Nobody spoke for a long moment. Astrid wasn't sure she believed any of that, but it was certainly simple, and even if it was false, it was a good thing to think about. She was pretty sure there was a lesson in there about greed, though it would take someone more eloquent than her to express that message any clearer than the story had.

"That is the story we pass on," the Zippleback concluded, unwinding its heads and speaking in a more conversational tone. "It is certainly a nice one. If it all really happened, then one must conclude that of those not gifted with Solar flame, only the Flightless have survived this long."

"Or," the left head suggested, "they have it, but cannot ever use it because they create flame outside of their bodies. So it is dormant until they have a body that can use it, such as in your case, female Bolt."

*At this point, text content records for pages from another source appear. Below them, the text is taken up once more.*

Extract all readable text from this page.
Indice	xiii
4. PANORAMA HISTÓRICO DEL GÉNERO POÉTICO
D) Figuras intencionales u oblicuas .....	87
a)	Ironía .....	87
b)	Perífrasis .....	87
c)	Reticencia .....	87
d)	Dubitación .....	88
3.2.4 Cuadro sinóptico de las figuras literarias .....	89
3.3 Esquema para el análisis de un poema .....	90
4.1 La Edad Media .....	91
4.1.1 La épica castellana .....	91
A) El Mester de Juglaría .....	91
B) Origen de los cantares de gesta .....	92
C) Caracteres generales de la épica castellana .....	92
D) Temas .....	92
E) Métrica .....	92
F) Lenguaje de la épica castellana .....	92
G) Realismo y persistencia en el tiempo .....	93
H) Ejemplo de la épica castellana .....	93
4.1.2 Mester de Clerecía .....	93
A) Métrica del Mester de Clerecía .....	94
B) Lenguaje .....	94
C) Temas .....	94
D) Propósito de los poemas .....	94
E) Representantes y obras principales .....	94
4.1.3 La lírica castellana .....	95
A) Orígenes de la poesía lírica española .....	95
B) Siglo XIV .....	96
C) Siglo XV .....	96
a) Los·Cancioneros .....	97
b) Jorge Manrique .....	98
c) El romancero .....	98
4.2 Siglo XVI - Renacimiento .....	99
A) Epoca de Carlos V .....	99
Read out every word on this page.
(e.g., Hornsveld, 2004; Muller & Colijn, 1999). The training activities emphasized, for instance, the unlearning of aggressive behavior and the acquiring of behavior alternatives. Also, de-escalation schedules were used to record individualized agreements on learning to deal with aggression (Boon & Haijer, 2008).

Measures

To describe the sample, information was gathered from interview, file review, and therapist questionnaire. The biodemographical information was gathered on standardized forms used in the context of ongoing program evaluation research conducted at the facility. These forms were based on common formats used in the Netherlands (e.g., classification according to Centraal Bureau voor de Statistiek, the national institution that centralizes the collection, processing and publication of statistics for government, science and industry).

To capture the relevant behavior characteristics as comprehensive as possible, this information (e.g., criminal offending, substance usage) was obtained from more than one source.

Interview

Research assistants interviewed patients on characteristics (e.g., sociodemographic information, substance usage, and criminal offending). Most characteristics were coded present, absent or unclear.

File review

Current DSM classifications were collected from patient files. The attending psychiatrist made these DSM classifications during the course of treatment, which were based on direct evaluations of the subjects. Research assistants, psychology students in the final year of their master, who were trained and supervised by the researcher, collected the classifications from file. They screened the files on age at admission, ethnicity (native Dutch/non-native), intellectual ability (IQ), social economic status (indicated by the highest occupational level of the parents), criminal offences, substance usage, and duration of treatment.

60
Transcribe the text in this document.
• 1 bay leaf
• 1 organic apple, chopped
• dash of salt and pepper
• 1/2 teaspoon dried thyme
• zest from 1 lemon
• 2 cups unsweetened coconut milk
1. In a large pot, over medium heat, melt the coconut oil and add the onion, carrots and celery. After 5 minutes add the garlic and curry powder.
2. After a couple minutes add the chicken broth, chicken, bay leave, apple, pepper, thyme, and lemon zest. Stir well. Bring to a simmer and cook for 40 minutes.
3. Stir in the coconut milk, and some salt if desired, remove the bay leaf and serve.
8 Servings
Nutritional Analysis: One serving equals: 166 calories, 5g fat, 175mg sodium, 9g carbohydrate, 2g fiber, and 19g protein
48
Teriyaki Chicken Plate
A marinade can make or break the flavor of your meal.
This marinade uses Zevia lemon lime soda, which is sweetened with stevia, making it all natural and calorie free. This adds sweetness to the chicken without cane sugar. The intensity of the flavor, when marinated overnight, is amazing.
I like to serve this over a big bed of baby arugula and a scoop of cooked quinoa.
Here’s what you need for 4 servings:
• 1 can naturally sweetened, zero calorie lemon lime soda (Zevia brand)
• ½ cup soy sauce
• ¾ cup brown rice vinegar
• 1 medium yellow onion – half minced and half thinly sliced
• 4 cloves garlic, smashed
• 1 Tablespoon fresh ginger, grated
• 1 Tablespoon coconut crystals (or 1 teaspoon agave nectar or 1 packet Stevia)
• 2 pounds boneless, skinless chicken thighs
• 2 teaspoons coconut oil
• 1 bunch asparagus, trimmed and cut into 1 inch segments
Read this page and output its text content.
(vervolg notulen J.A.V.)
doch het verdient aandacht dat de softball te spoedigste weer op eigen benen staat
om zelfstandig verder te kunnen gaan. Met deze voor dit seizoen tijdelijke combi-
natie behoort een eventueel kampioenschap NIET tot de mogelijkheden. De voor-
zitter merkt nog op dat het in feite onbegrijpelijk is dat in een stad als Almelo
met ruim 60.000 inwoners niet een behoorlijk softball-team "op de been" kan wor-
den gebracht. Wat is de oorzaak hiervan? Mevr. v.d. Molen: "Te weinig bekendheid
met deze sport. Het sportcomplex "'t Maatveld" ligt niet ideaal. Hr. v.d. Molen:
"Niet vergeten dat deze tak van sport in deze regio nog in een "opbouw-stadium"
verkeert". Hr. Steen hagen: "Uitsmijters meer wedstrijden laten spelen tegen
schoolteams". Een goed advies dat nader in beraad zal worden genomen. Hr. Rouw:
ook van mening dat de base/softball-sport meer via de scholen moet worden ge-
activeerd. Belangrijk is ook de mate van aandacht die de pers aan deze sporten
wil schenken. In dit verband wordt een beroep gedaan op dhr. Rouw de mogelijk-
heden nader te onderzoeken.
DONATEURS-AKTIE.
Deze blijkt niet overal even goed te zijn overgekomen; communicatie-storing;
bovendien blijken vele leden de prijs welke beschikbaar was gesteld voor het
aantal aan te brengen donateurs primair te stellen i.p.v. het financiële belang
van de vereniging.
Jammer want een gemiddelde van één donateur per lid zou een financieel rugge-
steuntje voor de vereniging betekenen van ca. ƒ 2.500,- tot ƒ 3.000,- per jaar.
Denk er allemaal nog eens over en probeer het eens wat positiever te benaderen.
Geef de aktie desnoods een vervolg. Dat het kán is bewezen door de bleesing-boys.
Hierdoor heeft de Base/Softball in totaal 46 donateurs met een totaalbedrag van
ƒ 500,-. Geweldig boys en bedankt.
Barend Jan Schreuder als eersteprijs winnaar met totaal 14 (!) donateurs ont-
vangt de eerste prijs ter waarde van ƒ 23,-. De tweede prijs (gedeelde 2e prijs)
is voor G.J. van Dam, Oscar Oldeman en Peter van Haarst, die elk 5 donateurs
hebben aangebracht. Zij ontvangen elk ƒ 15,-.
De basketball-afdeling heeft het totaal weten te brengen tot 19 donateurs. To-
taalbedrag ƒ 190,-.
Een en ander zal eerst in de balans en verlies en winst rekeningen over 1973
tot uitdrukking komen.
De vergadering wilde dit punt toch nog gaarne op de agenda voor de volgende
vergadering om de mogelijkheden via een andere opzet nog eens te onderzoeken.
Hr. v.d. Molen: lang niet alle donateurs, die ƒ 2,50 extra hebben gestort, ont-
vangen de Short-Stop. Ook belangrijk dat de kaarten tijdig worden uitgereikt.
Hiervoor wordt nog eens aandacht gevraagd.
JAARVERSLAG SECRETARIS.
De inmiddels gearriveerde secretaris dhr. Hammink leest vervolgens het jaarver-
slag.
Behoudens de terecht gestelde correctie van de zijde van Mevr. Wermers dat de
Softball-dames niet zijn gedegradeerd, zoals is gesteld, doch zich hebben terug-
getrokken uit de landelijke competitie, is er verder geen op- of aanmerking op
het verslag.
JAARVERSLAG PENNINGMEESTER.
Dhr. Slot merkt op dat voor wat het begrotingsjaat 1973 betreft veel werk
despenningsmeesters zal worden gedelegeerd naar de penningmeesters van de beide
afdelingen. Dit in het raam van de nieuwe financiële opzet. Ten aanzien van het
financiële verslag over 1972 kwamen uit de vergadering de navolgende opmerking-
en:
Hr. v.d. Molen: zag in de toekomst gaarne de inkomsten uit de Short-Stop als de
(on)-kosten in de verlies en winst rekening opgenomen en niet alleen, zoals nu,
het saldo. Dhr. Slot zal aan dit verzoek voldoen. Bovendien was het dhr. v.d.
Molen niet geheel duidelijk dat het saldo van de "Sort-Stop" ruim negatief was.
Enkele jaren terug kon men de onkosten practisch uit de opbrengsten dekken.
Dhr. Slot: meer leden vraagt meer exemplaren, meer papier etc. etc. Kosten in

"That would explain why Flightless turned to flames have it," the right head agreed. "Also supporting that theory is the fact that if a Flicker with no Solar fire is changed to another kind of flame, they will not regain their Solar fire in the process."

Astrid nodded quietly. She needed some air; stories were all well and good, but she wanted to clear her head for a brief while. Flying would be nice. "Thank you for telling me all of that. It was interesting."

"We see you are done here, but feel free to ask us more at any time," the Zippleback offered. "Gathering, learning, and passing on what we know is our reason for existing."

That was pretty blunt. "You don't have anything else to do?" she asked.

"We are not easy to get along with," he admitted. "No female can stand us for very long. So we have no mate, no offspring, and no family. But we do not mind all that much. Learning and teaching in turn is enough for us, and we say that truthfully."

Truthfully... "Do Inferna's commands ever wear off?" she asked, remembering one command in particular.

"No," the Zippleback said solemnly.

"So... you're still stuck telling nothing but the truth?" Astrid asked. She didn't remember Inferna ever removing that command.

"Are we?" The Zippleback shrugged. "Yes, but we never lie anyway. Of all her commands, that one is easiest to follow."

That was interesting, another brick laid in the groundwork of her understanding... But Astrid could feel herself losing patience for small talk in a cave when she could be out in the open. "I must go now." She left with a polite nod to both the Zippleback and the Terror, and made her way back to the exit. Before she could even ask, the same Terrors from before shoved the rock aside in yet another demonstration of both strength and leverage.

Moments later, she was in the air. Her tired wings precluded a relaxing flight, but she could go to the Night Fury and refill his conch shell, at least. She had a lot to think about.

Author's Note: So, a chapter on Terrible Terrors, secret societies, and origin myths. Where am I going with all of this beyond just worldbuilding? Wait and see. Also, that's the first origin myth I've ever created for any story of mine; most of my stories are set in circumstances where there's no need for them. I quite enjoyed trying my hand at it, actually.